JULIA GILLARD’S STRAIGHT UP FRONT TALK FROM DOWN UNDER

http://www.investors.com/NewsAndAnalysis/Article/565797/201103111841/A-Gift-From-Canberra.htm

The American Spirit: With the Obama administration last week sending appallingly mixed signals on both the economy and foreign policy, Washington needed to hear a certain trumpet. It came, of all places, from Down Under.

More accurately, the bracing blast came from the floor of the U.S. House of Representatives, but not from an NPR-created caricature of a newly elected Tea Partyer. Instead, it came in a speech to that body delivered firmly by the Laborite prime minister of Australia.

“As I stand before you in this, the cradle of democracy,” the auburn-haired Aussie encouraged the assembled congressmen and senators, “I see a nation that has changed the world and known remarkable days.

“I firmly believe you are the same people who amazed me when I was a small girl by landing on the moon. On that great day, I believed Americans could do anything. I believe that still. You can do anything today.”

Julia Gillard is only months into leading the massive, English-speaking anchor of the South Pacific, having wrested the prime-ministership from the hapless Kevin Rudd. But her voice sounds remarkably — critics would say suspiciously — like Rudd’s conservative predecessor John Howard.

Since 9/11, and as the U.S. took on military obligations in Afghanistan and Iraq, Howard, next only to Britain’s Tony Blair, stood up as America’s sturdiest ally.

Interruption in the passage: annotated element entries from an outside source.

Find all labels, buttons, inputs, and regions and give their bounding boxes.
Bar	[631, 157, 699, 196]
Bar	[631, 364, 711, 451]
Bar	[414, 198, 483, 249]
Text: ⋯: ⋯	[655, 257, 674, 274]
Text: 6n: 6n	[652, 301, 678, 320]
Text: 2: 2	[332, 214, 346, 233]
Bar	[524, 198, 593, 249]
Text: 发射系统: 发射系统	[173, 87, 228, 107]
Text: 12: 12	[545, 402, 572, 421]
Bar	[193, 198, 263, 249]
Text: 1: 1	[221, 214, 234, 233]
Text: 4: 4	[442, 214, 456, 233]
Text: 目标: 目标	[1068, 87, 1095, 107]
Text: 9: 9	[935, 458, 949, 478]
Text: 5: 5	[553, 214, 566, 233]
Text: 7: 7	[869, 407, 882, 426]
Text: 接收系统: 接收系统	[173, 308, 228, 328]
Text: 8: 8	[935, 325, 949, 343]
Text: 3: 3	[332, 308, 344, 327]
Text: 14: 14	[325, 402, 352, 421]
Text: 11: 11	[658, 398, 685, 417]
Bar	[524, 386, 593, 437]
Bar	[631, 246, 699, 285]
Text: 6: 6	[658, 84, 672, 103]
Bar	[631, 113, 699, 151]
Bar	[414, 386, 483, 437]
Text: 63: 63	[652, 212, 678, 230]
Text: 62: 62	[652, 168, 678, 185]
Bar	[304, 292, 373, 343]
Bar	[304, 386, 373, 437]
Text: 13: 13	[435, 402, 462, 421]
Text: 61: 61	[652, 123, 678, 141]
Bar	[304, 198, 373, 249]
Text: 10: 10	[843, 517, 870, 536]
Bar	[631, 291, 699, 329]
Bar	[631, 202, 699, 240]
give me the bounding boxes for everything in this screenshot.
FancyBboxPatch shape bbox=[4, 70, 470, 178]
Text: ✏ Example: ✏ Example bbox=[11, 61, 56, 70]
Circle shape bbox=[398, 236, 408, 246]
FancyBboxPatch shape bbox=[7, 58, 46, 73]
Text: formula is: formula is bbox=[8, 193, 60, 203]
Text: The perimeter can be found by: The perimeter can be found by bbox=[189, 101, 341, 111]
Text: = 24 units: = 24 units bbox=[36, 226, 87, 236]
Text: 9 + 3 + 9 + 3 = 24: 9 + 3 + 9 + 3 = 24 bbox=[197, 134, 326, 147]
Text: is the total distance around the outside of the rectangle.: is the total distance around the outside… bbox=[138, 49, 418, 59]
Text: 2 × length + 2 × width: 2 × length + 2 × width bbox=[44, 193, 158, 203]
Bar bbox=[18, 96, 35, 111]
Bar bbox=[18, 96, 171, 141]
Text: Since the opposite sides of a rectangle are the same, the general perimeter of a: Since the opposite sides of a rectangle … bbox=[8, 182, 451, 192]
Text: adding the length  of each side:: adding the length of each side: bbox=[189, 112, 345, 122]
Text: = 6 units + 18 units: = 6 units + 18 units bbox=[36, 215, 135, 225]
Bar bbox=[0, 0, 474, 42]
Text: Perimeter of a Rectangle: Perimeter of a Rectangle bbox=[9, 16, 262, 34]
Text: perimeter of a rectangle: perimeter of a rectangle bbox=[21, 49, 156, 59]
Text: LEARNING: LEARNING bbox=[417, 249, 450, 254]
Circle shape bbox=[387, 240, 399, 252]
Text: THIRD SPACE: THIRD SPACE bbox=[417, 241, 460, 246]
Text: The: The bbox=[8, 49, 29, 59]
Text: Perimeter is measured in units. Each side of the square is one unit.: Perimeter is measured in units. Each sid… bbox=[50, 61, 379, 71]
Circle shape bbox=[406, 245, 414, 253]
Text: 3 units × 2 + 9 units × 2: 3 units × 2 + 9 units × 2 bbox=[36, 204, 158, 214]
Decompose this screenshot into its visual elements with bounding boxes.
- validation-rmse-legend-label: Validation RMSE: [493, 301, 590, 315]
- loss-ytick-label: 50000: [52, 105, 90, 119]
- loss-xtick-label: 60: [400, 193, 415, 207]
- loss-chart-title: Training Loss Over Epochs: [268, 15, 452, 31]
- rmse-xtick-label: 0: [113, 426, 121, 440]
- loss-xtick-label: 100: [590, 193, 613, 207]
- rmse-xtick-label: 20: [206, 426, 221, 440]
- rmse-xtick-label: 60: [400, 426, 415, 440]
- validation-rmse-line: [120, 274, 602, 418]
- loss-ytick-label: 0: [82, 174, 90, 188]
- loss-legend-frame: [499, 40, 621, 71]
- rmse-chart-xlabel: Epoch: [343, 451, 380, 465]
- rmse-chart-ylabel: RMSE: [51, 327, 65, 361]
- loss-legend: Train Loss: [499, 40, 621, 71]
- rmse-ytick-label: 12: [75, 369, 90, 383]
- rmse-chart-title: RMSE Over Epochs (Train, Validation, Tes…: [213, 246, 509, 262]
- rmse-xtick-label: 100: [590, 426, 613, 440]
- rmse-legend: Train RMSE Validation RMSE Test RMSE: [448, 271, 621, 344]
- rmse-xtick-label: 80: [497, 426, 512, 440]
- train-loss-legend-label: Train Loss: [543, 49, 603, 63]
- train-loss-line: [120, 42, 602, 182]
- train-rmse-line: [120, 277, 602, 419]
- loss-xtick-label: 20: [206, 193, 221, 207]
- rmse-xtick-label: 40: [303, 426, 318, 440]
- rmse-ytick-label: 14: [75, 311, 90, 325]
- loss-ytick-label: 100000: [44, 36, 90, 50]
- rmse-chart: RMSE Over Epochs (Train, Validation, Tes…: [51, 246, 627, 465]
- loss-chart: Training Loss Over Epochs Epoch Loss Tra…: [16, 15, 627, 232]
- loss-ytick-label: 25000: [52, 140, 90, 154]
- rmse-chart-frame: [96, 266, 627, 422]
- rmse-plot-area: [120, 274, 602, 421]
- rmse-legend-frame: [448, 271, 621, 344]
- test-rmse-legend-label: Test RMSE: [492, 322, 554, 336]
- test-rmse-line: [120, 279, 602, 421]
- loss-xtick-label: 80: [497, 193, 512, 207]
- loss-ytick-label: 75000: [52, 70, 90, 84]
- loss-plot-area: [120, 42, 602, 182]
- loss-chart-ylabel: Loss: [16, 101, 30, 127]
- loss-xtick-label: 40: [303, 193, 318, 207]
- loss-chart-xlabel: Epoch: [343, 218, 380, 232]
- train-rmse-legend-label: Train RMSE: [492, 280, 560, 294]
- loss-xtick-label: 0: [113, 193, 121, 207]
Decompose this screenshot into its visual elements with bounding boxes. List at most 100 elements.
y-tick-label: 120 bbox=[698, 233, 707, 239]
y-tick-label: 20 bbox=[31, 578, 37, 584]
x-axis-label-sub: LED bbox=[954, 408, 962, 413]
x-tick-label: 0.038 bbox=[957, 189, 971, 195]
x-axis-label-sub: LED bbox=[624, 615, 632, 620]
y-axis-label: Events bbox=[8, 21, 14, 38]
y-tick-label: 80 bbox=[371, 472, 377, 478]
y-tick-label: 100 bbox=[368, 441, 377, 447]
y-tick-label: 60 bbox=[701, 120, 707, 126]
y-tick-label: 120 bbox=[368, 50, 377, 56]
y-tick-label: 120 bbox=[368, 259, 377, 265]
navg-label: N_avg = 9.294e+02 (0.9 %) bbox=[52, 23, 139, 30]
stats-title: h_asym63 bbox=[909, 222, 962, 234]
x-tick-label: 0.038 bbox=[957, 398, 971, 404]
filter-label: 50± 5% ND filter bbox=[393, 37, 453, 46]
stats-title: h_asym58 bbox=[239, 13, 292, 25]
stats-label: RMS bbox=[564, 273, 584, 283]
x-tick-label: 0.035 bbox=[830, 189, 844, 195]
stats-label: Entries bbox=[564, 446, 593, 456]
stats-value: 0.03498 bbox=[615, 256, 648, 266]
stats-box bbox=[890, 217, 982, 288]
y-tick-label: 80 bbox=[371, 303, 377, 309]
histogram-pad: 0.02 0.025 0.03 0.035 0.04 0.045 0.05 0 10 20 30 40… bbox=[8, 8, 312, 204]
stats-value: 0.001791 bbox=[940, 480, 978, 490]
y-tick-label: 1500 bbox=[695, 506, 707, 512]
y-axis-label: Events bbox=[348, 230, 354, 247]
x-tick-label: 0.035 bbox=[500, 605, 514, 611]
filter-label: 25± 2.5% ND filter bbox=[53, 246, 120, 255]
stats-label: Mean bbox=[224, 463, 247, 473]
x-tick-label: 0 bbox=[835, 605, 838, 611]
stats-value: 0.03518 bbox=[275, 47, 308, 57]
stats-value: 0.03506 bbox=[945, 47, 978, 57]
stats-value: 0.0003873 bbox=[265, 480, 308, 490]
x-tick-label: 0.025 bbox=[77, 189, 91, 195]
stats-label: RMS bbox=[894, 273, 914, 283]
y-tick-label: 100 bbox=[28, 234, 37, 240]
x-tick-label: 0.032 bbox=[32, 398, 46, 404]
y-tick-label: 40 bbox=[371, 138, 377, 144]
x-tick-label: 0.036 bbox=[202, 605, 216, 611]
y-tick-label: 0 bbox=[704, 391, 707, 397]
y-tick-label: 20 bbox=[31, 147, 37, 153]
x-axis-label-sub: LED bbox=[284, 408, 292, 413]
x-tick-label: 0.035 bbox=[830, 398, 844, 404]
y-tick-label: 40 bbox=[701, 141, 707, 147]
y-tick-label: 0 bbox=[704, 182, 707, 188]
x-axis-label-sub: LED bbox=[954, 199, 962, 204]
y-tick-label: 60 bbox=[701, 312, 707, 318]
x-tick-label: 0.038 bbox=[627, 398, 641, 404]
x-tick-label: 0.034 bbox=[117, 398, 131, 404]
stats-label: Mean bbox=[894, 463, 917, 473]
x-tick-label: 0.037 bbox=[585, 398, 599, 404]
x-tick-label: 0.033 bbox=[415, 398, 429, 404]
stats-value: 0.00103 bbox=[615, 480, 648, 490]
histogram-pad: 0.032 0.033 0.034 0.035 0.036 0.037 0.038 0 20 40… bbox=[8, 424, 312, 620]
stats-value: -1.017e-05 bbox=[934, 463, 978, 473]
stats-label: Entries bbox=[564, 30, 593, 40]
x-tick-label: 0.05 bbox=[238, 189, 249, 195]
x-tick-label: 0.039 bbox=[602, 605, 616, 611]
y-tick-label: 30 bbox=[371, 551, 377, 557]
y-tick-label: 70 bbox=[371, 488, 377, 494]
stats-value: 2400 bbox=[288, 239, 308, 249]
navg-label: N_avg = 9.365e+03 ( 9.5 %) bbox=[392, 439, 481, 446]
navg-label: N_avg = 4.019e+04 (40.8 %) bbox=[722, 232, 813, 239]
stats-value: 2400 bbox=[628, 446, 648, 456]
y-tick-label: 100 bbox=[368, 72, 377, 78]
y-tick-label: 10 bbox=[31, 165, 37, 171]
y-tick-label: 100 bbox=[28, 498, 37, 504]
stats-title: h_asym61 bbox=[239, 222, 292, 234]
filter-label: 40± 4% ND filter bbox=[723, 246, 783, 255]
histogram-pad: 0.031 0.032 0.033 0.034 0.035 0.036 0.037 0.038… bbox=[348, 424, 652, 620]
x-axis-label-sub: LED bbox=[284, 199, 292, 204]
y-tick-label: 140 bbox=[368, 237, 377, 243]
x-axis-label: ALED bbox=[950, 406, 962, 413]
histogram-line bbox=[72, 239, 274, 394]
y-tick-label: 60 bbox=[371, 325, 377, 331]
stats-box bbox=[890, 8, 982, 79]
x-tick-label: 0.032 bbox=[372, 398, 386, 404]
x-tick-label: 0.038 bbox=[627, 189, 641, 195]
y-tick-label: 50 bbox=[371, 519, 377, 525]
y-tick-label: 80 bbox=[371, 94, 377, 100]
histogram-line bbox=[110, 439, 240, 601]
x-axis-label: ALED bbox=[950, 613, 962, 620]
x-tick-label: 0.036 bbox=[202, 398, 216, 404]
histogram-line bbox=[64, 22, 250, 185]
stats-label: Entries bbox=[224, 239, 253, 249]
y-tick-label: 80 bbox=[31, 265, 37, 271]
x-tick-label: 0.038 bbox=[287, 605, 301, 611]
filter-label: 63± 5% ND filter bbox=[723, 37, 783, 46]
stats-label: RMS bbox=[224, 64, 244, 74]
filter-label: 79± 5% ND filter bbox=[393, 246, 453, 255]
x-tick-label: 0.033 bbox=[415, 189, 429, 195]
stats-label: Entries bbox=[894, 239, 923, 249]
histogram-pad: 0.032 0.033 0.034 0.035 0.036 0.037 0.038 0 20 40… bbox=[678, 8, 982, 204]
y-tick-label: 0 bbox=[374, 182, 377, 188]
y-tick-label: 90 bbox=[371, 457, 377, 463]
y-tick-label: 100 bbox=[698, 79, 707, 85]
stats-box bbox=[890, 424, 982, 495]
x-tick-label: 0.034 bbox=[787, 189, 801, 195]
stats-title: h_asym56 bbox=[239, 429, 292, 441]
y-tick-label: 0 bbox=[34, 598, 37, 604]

All that seemed to dampen when Rudd, in 2007, ushered the long-serving Howard out of Canberra. The Laborite leader benefited from 15 years of economic growth, only to tumble — as he tried to push more socialistic measures — into the next year’s global downturn.

Challenging Rudd’s leadership, Gillard deftly took control of both her party and the government. Last year she won a second term on her own.

Though still pushing government-heavy initiatives in education and climate change, Gillard has expropriated Howard’s more hard-line policies on foreign policy and immigration. She created a welcome stir by sternly warning Muslims not even to think about replacing Anglo with Shariah law.

On Capitol Hill Wednesday, as she pledged an unbreakable commitment to the 60-year-old ANZUS Treaty, Gillard ended her speech invoking the memory of our 40th president:

“This year you have marked the centenary of President Reagan’s birth. He remains a great symbol of American optimism. The only greater symbol of American optimism is America itself. The eyes of the world are still upon you. Your city on a hill cannot be hidden.”